Well, if I unpartition it, I'll lose my photos and music. I do have another backup of that, so maybe what I should do is re-partition to 3 partitions -- one for TM, one for SuperDuper and one for photos and music? Then I'd have to do the same scheme to my second external (I use that for off-site backup). Sounds like a weekend's worth of work. And, I'm not sure my drives are big enough for all of that -- 200 and 250 gigs respectively. Maybe I'll just turn TM off for a while until I sort it all out.

Thanks for your reply!

If your media files are originals, then you should give them their own partition. If they're on your machine, TM will back them up. You won't need your SuperDuper partition with Time Machine - Time Machine does the same thing, better.
 
About shared drives - make sure the actual drive is shared, not just a folder inside. You may also have to mount the drive on the backup computer by opening the share.

But if the drive appears in the finder window under "shared" is this not sufficient?
 
Yes, like I previously said: Forget about cloning the drive. TimeMachine's backup does that well enough. I've explained it. The more partitions you make, the more space you lose, because for every use, you'll want a little spare space. Don't repartition, then. Just use the one you previously used for cloning for TimeMachine and leave the other stuff alone, then.
 
I've first attached the harddrive directly to my MacBook, then put it on the server and mounted it again on my MacBook. I'm not sure whether it would've worked correctly, but TimeMachine started to copy something. Worth a try...

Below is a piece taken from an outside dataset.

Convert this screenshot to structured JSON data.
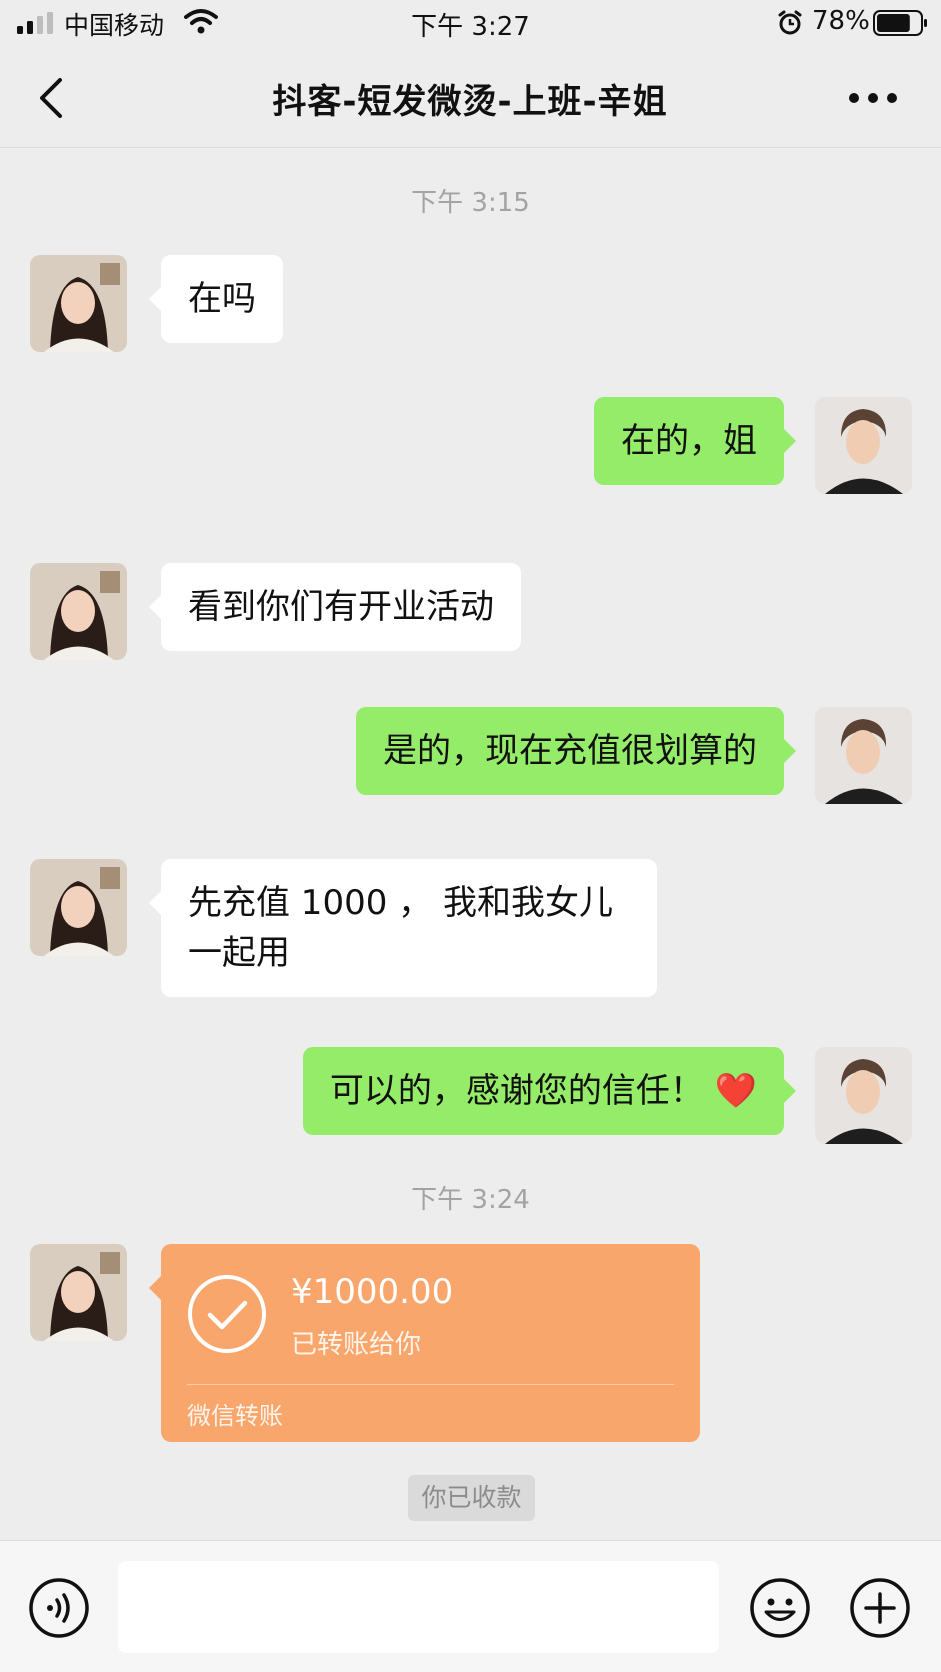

Does this work as it should, or does it try to create a whole new backup over the network?
 
OK, I've given this a go. It seems to create a whole new backup, sadly. I left mine running best part of 24 hours to make the initial backup, and now it appears to be doing the hourly backup just fine.

One thing though, does the backup run every hour from the time you logged in, or some other time algorithm?

Otherwise, loving TM and Leopard in general.